La Commissione Ue ha deferito l’Italia alla Corte di Giustizia Europea a causa degli elevati e persistenti livelli di PM10 nell’aria in otto regioni, per un totale di 28 aree critiche; tra queste aree individuate troviamo per la Puglia l’area industriale di Bari, nella quale i limiti giornalieri sono stati superati anche per 89 giorni consecutivi!
A conferma che l’aria del capoluogo regionale è tutt’altro che salubre è il rapporto Oasi 2017 della Bocconi. La città di Taranto risulta ultima tra le province pugliesi per incidenza di patologie tumorali, mentre Bari è al primo posto.
A questo punto ci chiediamo: ma il presidente Emiliano, per 10 anni sindaco di Bari, perché non ha mai denunciato la questione, né si è mai interessato della qualità ambientale nell’area industriale barese? Certo, parlare dell’inquinamento a Bari non ha lo stesso “effetto mediatico” di parlare dell’Ilva di Taranto. E ci guardiamo bene dal sostenere che la soluzione sarebbe la chiusura dell’area industriale barese, se dovessimo applicare gli stessi criteri adottati dal presidente e dai consiglieri pentastellati per l’ Ilva… Lo stabilimento siderurgico tarantino sicuramente non è rose e fiori, inquina da decenni ed è assolutamente necessario rendere compatibile la produzione con gli standard ambientali, procedere alla bonifica del territorio e alla messa in sicurezza degli impianti, garantendo però che nessuno dei 20.000 posti di lavoro tra diretti e indotto vada perso se si vuole evitare una “macelleria sociale”. Questo percorso va fatto con senso di responsabilità ed evitando di incorrere in facili populismi, soprattutto se non si conosce l’ABC di uno stabilimento siderurgico. Chi parla di chiusura dovrebbe infatti spiegare come ricollocare la forza lavoro e quale impatto tale chiusura avrebbe sul Pil nazionale, senza considerare che l’Italia sarebbe costretta a compensare, aumentando le importazioni di acciaio dall’estero, non essendo già oggi in grado di soddisfare il mercato interno.

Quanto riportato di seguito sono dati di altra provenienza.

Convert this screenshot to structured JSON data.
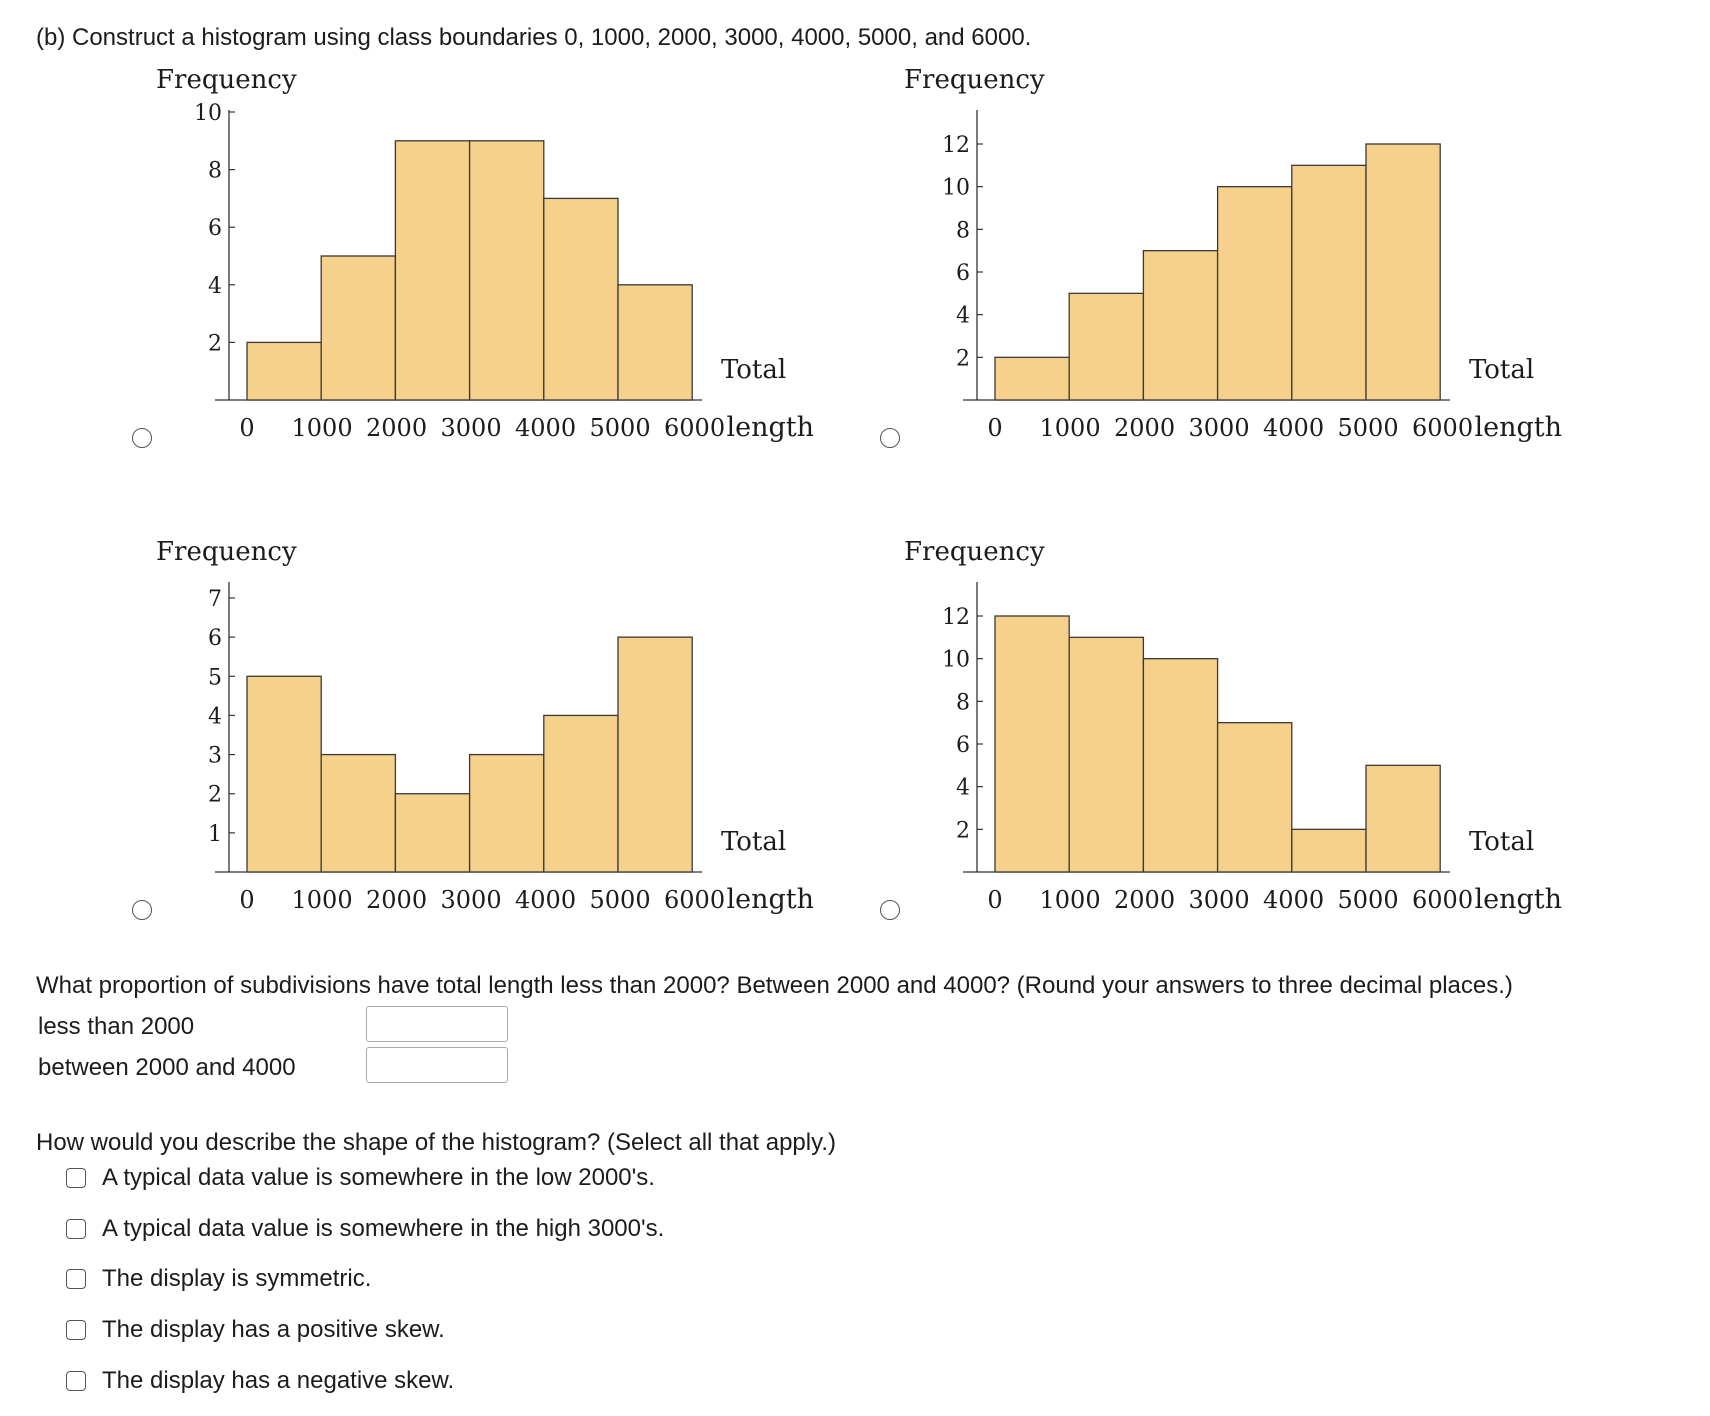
{
  "part_b": {
    "prompt": "(b) Construct a histogram using class boundaries 0, 1000, 2000, 3000, 4000, 5000, and 6000."
  },
  "chart_data": [
    {
      "type": "bar",
      "ylabel": "Frequency",
      "xlabel": "Total length",
      "categories": [
        "0–1000",
        "1000–2000",
        "2000–3000",
        "3000–4000",
        "4000–5000",
        "5000–6000"
      ],
      "x_ticks": [
        "0",
        "1000",
        "2000",
        "3000",
        "4000",
        "5000",
        "6000"
      ],
      "values": [
        2,
        5,
        9,
        9,
        7,
        4
      ],
      "y_ticks": [
        "2",
        "4",
        "6",
        "8",
        "10"
      ],
      "ylim": [
        0,
        10
      ],
      "bar_color": "#f5d18c"
    },
    {
      "type": "bar",
      "ylabel": "Frequency",
      "xlabel": "Total length",
      "categories": [
        "0–1000",
        "1000–2000",
        "2000–3000",
        "3000–4000",
        "4000–5000",
        "5000–6000"
      ],
      "x_ticks": [
        "0",
        "1000",
        "2000",
        "3000",
        "4000",
        "5000",
        "6000"
      ],
      "values": [
        2,
        5,
        7,
        10,
        11,
        12
      ],
      "y_ticks": [
        "2",
        "4",
        "6",
        "8",
        "10",
        "12"
      ],
      "ylim": [
        0,
        12
      ],
      "bar_color": "#f5d18c"
    },
    {
      "type": "bar",
      "ylabel": "Frequency",
      "xlabel": "Total length",
      "categories": [
        "0–1000",
        "1000–2000",
        "2000–3000",
        "3000–4000",
        "4000–5000",
        "5000–6000"
      ],
      "x_ticks": [
        "0",
        "1000",
        "2000",
        "3000",
        "4000",
        "5000",
        "6000"
      ],
      "values": [
        5,
        3,
        2,
        3,
        4,
        6
      ],
      "y_ticks": [
        "1",
        "2",
        "3",
        "4",
        "5",
        "6",
        "7"
      ],
      "ylim": [
        0,
        7
      ],
      "bar_color": "#f5d18c"
    },
    {
      "type": "bar",
      "ylabel": "Frequency",
      "xlabel": "Total length",
      "categories": [
        "0–1000",
        "1000–2000",
        "2000–3000",
        "3000–4000",
        "4000–5000",
        "5000–6000"
      ],
      "x_ticks": [
        "0",
        "1000",
        "2000",
        "3000",
        "4000",
        "5000",
        "6000"
      ],
      "values": [
        12,
        11,
        10,
        7,
        2,
        5
      ],
      "y_ticks": [
        "2",
        "4",
        "6",
        "8",
        "10",
        "12"
      ],
      "ylim": [
        0,
        12
      ],
      "bar_color": "#f5d18c"
    }
  ],
  "axis_text": {
    "ylabel": "Frequency",
    "xlabel_top": "Total",
    "xlabel_bottom": "length"
  },
  "proportion_question": {
    "prompt": "What proportion of subdivisions have total length less than 2000? Between 2000 and 4000? (Round your answers to three decimal places.)",
    "fields": [
      {
        "label": "less than 2000",
        "value": ""
      },
      {
        "label": "between 2000 and 4000",
        "value": ""
      }
    ]
  },
  "shape_question": {
    "prompt": "How would you describe the shape of the histogram? (Select all that apply.)",
    "options": [
      "A typical data value is somewhere in the low 2000's.",
      "A typical data value is somewhere in the high 3000's.",
      "The display is symmetric.",
      "The display has a positive skew.",
      "The display has a negative skew."
    ]
  }
}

Un primo importante passo sarebbe quello di sostituire gli attuali commissari, la cui gestione si è caratterizzata per un aumento costante delle perdite, un non rispetto degli impegni presi con il Mise, nonché per una politica di gestione delle risorse umane, con innesti e promozioni, a dir poco discutibili.
Pertanto auspichiamo, nell’interesse dei cittadini e dei lavoratori tarantini, che la trattativa tra il gruppo Mittal e i sindacati si concluda positivamente in tempi brevi, prima che qualcuno combini altri guai.